Другие люди Дорочку не занимали: она их не замечала. Замечала родителей, всегда улыбчивых, всегда счастливых своей долей — угождать ей и жить для неё. Улыбалась им в ответ и делала их еще счастливее, не думая об этом. Замечала ткани, обвивавшие мамино тело, мех, лежащий на кровати, птиц, поющих среди листьев и солнца. Замечала братьев, когда они к ней приходили, но братья были странные, они бегали и шумели, не хотели сидеть на лавочке и слушать радио, от братьев Дорочка быстро уставала, и шла спать. Когда ей рассказывали о чем—то печальном или тяжелом, она как бы слушала, но как бы и нет, щуря длинные ресницы и глядя в пустоту. Потом сразу уставала, и сразу шла спать. «Дорочка — очень нежная девочка», говорила мама, и не исключено, что была права.

Так продолжалось сорок лет. Дорочка незаметно выросла, но особо не изменилась — она не толстела и не седела, она все так же вставала в три часа дня и все так же любила слушать радио, она привычно водила ладонью по теплой скамейке, щурилась сквозь золотые от солнца ресницы и думала о чем—то своём. Но родители забеспокоились, старея: они понимали, что их век подходит к концу, а их нежной Дорочке нужен человек, который сможет и дальше нести её по жизни, не давая ступить маленькой ножкой в земельную грязь. Дорочке нужно замуж.

Замуж нашелся быстро, через знакомых: Лёшик. Лёшику было шестьдесят пять, он жил в Сухуми, был бездетным вдовцом и по совместительству — известным антикваром. Лёшик был невысок и сух, говорил мало и тихо, и прекрасно понимал, что такое сокровище, как Дорочка, нужно носить на руках, защищая от всего. Лёшик женился и увез Дорочку к себе в Сухуми.

Жизнь в огромном доме, полном антикварного фарфора, старинного серебра и картин маслом прошлого века, мало чем отличалась от жизни на улице Руставели. Дорочка по—прежнему вставала в три часа дня, завтракала и гуляла, по—прежнему слушала радио и по—прежнему мало обращала внимание на всё её не касавшееся.
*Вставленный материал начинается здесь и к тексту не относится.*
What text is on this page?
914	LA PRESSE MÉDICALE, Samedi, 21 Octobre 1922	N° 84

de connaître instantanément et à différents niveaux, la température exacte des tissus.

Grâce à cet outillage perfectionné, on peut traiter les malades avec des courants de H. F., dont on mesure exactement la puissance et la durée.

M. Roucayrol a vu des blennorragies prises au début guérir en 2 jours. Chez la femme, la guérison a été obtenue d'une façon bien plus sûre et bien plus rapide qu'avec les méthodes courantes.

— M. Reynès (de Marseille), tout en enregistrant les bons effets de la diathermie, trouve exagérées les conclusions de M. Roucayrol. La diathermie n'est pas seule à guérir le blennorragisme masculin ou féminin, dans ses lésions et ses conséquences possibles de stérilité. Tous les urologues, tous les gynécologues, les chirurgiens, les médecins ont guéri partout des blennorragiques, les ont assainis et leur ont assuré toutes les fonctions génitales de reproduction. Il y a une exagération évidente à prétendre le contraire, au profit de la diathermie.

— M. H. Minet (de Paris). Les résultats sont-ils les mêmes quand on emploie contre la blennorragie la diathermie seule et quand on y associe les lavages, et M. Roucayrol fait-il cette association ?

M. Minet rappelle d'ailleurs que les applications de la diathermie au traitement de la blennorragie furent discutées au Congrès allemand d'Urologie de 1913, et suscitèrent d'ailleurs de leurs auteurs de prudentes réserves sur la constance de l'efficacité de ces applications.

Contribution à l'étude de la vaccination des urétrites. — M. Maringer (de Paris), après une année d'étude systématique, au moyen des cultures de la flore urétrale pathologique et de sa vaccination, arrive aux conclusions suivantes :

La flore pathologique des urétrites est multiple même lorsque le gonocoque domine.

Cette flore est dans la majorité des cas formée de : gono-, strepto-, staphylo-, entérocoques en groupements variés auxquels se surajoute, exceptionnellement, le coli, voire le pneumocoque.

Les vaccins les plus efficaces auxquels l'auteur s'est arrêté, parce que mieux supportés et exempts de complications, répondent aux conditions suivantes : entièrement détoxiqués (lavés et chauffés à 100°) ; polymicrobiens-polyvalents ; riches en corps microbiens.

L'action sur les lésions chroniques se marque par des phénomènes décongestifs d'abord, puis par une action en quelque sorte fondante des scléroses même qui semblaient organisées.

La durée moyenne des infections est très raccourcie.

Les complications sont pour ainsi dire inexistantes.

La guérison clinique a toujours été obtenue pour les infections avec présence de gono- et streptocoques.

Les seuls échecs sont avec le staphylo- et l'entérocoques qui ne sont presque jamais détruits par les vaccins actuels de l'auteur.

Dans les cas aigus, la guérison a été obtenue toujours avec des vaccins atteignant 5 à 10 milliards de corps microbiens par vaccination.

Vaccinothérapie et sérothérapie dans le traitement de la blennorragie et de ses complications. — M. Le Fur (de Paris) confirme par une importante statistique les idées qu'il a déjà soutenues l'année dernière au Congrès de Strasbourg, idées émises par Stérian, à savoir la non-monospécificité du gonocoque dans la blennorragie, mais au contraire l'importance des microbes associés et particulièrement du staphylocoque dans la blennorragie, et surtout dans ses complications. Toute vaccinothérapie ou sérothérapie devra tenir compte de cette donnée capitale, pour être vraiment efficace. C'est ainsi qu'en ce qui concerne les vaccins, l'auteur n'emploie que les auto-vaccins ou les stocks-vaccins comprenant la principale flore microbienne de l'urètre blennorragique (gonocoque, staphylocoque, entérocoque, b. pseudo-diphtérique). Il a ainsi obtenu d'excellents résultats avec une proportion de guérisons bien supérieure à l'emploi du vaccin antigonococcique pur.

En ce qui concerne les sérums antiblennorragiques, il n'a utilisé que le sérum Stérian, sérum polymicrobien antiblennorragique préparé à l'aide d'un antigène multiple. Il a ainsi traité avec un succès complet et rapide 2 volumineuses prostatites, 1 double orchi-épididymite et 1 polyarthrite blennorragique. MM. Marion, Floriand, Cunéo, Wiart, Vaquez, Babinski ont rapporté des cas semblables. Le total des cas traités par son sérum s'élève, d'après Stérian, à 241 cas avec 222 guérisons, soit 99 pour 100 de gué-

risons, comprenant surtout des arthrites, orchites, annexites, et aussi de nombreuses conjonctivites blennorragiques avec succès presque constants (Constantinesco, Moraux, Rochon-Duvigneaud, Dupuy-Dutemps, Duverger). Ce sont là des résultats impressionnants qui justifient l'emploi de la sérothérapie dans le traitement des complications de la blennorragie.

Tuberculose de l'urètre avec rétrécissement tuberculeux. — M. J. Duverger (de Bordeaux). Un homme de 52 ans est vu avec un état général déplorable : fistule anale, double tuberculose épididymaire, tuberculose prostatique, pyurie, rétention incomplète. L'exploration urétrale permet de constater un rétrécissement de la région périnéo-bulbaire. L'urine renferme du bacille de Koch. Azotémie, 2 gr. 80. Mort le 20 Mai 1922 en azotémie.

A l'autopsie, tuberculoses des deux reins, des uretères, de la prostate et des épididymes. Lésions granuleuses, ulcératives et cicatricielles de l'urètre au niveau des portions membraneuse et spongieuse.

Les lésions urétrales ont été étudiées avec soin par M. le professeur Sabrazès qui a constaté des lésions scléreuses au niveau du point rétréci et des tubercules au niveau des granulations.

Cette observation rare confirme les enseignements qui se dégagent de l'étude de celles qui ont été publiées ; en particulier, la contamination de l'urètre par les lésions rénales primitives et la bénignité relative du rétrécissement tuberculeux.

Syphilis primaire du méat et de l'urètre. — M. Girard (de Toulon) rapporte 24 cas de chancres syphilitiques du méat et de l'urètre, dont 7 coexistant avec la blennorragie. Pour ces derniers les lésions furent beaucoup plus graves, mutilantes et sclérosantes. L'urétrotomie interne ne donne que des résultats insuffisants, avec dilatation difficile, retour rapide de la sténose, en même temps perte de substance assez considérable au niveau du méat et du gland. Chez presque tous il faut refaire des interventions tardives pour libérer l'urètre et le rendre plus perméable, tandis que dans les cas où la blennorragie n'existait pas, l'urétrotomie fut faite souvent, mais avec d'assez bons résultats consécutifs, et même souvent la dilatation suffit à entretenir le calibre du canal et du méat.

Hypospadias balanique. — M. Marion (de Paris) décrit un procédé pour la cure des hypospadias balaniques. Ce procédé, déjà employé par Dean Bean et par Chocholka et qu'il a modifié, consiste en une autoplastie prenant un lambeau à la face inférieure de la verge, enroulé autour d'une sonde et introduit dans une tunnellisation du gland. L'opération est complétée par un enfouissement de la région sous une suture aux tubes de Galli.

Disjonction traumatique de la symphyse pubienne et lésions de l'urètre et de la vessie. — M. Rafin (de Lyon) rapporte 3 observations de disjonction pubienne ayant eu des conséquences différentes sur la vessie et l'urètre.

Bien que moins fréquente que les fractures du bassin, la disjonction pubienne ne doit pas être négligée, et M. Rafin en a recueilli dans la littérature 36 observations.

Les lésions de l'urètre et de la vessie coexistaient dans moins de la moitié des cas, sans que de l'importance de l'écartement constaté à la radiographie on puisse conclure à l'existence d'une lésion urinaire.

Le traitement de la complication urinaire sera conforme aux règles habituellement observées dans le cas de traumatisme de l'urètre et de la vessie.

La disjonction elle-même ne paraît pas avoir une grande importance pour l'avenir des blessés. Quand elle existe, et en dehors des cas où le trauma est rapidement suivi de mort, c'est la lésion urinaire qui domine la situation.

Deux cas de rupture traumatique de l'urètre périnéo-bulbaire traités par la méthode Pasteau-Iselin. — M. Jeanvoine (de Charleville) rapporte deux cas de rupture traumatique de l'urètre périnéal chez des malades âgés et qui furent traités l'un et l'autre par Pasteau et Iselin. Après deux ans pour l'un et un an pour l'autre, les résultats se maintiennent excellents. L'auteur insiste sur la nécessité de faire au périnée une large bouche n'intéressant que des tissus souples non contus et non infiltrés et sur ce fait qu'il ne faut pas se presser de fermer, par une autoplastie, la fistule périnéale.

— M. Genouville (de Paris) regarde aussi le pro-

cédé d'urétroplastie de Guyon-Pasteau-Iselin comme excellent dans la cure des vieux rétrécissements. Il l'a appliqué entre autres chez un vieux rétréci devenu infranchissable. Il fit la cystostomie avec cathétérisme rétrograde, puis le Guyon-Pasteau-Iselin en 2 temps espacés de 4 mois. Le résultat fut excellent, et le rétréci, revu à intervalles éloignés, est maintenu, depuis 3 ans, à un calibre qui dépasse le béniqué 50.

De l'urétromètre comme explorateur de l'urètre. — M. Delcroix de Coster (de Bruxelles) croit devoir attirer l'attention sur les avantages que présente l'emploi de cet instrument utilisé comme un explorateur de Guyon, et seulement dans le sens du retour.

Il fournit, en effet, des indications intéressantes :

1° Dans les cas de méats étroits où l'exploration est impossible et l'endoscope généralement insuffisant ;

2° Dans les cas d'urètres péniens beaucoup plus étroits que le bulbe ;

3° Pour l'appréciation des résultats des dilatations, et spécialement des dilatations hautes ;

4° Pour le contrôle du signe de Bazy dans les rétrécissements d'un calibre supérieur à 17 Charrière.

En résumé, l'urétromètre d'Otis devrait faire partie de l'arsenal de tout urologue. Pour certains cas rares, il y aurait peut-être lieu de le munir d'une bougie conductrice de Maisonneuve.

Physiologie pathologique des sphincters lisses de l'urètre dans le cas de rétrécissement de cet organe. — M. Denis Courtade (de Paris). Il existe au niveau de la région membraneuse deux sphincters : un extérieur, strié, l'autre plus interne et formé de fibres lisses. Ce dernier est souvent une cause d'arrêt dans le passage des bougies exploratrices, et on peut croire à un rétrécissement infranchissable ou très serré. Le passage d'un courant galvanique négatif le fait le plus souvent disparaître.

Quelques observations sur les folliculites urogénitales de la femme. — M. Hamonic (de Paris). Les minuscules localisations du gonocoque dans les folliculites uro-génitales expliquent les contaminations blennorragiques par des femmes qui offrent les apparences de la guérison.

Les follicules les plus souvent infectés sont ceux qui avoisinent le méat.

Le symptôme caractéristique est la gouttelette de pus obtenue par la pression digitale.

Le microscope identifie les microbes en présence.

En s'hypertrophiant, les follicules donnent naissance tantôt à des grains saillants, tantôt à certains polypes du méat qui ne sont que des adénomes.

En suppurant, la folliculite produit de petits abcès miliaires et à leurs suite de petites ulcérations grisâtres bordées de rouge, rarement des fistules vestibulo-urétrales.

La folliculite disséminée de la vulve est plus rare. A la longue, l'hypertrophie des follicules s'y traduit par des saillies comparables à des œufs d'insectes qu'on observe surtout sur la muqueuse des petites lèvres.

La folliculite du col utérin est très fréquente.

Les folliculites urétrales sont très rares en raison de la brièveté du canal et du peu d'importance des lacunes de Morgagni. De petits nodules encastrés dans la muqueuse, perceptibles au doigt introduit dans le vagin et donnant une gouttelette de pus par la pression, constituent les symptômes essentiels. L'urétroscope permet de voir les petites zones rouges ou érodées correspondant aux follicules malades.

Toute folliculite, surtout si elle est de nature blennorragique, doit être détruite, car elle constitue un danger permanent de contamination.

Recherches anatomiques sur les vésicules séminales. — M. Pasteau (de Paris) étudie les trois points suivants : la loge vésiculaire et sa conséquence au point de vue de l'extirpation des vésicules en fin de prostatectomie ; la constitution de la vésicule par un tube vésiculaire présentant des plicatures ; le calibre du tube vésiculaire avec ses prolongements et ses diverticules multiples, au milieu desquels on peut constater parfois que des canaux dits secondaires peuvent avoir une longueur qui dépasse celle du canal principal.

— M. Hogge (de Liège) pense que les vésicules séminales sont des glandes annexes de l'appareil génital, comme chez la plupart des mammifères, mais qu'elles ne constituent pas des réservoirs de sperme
Лешик оказался прекрасным мужем, он с достоинством нёс свою нежную Дорочку по жизни, укрывая от тревог и забот. В доме было заведено, что никакие плохие новости не сообщаются жене, только мужу, и никакие родственники не беспокоили заведенного порядка Дорочкиных дней. Хорошо Дорочке, говорили жены родственников Лёшика, вечно о ней кто—то заботится, вечно о ней кто—то думает, сама и пальцем не пошевелила в жизни, хорошо. Только вряд ли, говорили, она сама это осознаёт, она ж не думает ни о чем, птица какая—то, а не человек, у неё же мозгов, как у канарейки. Разговоры эти носили явный оттенок осуждения, и Дорочка, наверное, расстроилась бы, если бы узнала, но узнать она не могла никак: она просто не слушала ничего, что могло бы её расстроить. Её руки постепенно старели, но не быстро, и кожа на лице была по—прежнему белой и гладкой, потому что очень редко морщила Дорочка лоб. Волосы не седели, нос фамильно горбился под пушистыми в ресницах глазами, красота. Хорошо Дорочке, вот она так и выглядит, говорили жены всех вокруг, хорошо Дорочке, потому что она ничего не делает, хорошо Дорочке, потому что её любят, а за что, собственно? Лёшик над этим не задумывался, он ворочал своими антикварными делами, чтобы его жена могла пить кофе из тончайших лепестков—фарфоров прошлого века, Лёшик делал дела, а потом приходил домой, и дома его ждала немолодая изящная Дорочка, сидевшая безмятежно в старинном кресле и не задававшая никаких вопросов. Лёшик не был философом и не любил рассуждений, но если бы его спросили, счастлив ли он своим браком, он бы ответил — да.

Дорочкино «хорошо» окончилось быстро и разом. От сердечного приступа в один день умер старший её на двадцать пять лет Лёшик, а в Сухуми началась война. Пожилая, да что там, старая уже Дорочка осталась абсолютно одна, без родственников и друзей (у всех хватало своих забот, и никому не было дела до вечно равнодушной ко всем Дорочки), осталась, как и все, без электричества и воды. Надо было на что—то жить, надо было что—то есть, более того — это «есть» надо было где—то готовить, ни газа, ни света, ни воды, ничего.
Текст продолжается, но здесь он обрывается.